P.S. Where is SY Banyandah now? Follow their circumnavigation of Australia here.

Monday, January 2, 2017

Wandering the world yet sleeping in your own bed

Steve arriving at Gizo in the Solomons in November 2011. Note the "PT 109 Gizo Yacht Club", named after the torpedo boat commandeered by JF Kennedy and sank off Gizo during WWII


I first heard of Steve Gates, owner and captain of the Searunner 37 trimaran Manu-O-Ku, when I became involved with Villa Mamana on the tiny island of Telekivava'u in Tonga through its previous owners Joe Altenhein and Matt Muirhead - see here.

Steve had lived in Hawaii for 31 years, raised two children, and been building one-off epoxy composite boats in his own Tradewind Island Boatworks (a long name for a small company), before sailing to Tonga in late 2003 to become the paid caretaker of the very remote 40-acre private island of Telekivava'u in the remote island group of Ha’apai.

Steve's trimaran Manu-O-Ku anchored off Telekivava'u

Think of spending whole weeks at a time totally alone on an idyllic, pristine island with your yacht anchored in the lagoon ... no wonder, Steve sat it out for a whole three years. It was a wonderful lifestyle but, as he said, "security is overrated, and the nomadic lifestyle was calling ...", and so he sailed north to the Vava’u Group where he ran a charter business for the next 4½ years.

Steve Gates on Telekivava'u in Tonga

For nearly eight years Tonga gave him an incredibly comfortable life which he lived "one moment at a time" and which he found very hard to leave. However, he did so finally in June 2011, first sailing back to the Ha’apai Group for a week to revisit the remote island he had lived on for three years, and then singlehandedly to Savusavu, Fiji, where he arrived on July 1, 2011. On to Vanuatu in September, then the Solomon Islands in November. In February 2012 he made the 2000 nm passage to Palau in western Micronesia before finally arriving in the Philippines on New Year’s Eve 2012.

His trimaran is his only home. As he writes, "This lifestyle works for me, a nomadic self-reliant lifestyle, on the oceans, among islands, sailing your home, wandering the world yet sleeping in your own bed."
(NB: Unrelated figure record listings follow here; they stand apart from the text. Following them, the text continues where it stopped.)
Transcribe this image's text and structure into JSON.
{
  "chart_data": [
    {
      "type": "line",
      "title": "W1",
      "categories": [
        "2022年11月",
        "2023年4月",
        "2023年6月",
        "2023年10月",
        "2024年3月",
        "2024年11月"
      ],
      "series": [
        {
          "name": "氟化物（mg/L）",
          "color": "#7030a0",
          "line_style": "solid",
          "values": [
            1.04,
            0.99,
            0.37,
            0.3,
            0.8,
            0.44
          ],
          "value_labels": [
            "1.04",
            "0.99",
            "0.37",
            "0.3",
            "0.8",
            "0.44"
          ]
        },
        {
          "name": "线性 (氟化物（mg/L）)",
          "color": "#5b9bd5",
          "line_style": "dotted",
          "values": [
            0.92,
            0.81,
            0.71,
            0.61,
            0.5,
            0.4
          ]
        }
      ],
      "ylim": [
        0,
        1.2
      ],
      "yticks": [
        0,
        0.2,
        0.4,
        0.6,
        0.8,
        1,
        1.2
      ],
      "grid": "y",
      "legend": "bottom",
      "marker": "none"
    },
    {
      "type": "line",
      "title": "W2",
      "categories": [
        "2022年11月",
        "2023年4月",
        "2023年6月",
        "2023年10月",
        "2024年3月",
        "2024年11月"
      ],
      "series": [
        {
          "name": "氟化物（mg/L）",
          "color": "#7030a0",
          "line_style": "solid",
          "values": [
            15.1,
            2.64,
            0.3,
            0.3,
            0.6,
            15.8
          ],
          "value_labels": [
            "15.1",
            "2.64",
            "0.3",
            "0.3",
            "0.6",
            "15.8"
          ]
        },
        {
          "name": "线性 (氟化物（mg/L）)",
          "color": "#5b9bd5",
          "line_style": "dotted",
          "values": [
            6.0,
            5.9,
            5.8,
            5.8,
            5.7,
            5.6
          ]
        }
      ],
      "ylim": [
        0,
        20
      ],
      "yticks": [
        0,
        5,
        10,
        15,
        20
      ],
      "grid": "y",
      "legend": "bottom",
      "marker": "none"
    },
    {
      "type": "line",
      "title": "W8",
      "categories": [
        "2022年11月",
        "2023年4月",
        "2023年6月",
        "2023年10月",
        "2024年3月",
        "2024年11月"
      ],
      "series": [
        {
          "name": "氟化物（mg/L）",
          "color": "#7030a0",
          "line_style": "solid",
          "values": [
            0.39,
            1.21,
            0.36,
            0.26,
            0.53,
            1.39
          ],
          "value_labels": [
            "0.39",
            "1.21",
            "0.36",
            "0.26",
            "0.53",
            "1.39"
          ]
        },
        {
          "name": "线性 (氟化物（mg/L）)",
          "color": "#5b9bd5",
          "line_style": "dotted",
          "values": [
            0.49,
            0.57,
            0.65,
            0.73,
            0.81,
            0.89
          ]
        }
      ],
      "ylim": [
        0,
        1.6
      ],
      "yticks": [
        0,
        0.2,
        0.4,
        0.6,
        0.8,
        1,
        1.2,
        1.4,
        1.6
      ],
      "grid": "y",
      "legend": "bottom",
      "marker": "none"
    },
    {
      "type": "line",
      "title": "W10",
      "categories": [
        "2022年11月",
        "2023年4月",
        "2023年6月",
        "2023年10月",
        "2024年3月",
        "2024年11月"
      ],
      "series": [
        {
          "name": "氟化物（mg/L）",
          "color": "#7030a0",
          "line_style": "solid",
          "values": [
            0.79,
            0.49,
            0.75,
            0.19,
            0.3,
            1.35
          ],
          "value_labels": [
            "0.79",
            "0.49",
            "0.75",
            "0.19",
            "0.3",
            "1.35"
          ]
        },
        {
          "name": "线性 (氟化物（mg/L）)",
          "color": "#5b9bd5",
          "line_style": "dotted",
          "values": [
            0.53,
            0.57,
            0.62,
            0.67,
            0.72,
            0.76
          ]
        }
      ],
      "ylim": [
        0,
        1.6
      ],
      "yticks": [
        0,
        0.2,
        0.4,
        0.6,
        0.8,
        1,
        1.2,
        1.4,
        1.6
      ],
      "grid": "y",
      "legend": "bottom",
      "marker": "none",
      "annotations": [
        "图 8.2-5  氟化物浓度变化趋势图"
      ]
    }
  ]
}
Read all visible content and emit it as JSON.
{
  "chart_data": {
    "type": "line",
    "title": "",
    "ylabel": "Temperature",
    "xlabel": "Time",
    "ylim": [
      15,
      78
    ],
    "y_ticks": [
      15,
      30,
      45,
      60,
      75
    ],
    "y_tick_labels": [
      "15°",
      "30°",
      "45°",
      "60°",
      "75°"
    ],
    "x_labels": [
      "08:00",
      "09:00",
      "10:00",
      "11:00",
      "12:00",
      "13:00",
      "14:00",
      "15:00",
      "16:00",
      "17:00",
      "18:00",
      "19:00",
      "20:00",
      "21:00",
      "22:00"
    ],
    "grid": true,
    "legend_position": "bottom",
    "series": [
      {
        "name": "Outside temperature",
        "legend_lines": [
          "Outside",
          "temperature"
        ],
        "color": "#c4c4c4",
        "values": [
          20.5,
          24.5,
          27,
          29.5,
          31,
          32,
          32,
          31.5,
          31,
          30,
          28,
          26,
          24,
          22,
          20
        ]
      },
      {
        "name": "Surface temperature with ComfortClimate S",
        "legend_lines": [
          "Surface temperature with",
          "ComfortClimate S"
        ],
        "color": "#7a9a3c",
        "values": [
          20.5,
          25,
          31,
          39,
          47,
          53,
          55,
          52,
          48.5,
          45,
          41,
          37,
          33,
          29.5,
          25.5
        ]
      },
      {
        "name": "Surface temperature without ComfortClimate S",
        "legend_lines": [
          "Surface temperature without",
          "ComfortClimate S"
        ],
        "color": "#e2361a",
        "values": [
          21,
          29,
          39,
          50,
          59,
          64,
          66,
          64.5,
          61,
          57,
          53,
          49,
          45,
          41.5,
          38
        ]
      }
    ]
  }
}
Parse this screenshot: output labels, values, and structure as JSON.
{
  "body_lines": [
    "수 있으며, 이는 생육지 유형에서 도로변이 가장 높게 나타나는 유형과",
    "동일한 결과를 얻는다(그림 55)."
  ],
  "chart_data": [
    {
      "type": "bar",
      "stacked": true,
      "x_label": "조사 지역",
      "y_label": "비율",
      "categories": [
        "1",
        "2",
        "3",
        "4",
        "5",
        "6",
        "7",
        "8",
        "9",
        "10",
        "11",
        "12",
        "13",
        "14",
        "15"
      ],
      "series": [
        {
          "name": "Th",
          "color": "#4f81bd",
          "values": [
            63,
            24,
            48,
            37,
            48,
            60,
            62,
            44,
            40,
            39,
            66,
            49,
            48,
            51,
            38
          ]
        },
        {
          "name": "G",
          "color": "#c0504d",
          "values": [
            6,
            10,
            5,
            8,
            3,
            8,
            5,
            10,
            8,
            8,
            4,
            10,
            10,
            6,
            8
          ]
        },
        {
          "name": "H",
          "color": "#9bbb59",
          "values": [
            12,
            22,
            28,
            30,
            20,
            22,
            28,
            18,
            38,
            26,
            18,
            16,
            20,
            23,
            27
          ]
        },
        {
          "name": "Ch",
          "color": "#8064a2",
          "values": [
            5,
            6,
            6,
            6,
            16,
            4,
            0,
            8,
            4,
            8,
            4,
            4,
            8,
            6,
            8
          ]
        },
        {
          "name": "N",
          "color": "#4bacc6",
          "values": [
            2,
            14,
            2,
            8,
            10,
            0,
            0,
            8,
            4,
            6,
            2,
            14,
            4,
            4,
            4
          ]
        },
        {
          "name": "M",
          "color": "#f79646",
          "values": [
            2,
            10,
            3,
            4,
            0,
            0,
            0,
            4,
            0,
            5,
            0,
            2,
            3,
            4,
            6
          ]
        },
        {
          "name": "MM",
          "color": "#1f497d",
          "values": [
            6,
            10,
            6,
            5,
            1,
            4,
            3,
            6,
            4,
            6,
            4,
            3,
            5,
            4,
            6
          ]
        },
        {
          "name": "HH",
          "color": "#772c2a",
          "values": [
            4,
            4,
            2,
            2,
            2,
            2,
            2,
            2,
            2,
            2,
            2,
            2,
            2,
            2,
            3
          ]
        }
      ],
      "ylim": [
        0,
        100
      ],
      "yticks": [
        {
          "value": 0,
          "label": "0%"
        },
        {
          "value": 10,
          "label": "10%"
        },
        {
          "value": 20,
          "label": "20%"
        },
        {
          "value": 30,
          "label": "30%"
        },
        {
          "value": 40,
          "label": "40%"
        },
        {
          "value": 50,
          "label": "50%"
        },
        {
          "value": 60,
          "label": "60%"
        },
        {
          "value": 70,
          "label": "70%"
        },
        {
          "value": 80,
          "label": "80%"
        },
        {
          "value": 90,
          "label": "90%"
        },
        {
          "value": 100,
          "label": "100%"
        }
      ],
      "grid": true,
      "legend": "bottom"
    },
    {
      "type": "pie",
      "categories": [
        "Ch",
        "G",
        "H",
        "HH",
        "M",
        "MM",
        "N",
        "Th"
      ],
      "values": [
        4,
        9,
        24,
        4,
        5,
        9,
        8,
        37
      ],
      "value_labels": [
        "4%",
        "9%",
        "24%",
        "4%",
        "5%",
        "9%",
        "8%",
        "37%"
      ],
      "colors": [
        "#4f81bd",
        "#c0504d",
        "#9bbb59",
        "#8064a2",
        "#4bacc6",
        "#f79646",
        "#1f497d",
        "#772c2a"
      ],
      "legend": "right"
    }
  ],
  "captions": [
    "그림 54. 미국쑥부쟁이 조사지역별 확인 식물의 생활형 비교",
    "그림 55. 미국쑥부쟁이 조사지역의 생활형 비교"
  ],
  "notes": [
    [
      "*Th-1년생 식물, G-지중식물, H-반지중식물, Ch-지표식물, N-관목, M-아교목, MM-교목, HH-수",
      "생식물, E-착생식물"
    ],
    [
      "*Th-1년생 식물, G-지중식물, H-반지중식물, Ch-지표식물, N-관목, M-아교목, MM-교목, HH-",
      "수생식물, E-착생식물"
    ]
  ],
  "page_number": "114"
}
He's been in the Philippines ever since, running his charter business Manu-O-Ku Sailing Adventures out of Port Barton, one of the last few untouched gems of the Philippines. It's a 45-minute flight from Manila to Puerto Princesa, and from there an easy ride to Port Barton, a sleepy fishing village, unspoiled and authentic, where life goes at its own pace and which Steve is in no hurry to leave.

Joe Altenhein, the creator of Villa Mamana on Telekivava'u, described Steve as "a nice man, doing what I wish I could do" --- and so think all of us. The nearest I ever got to Palawan was Boracay and, oh boy, am I itching to go again!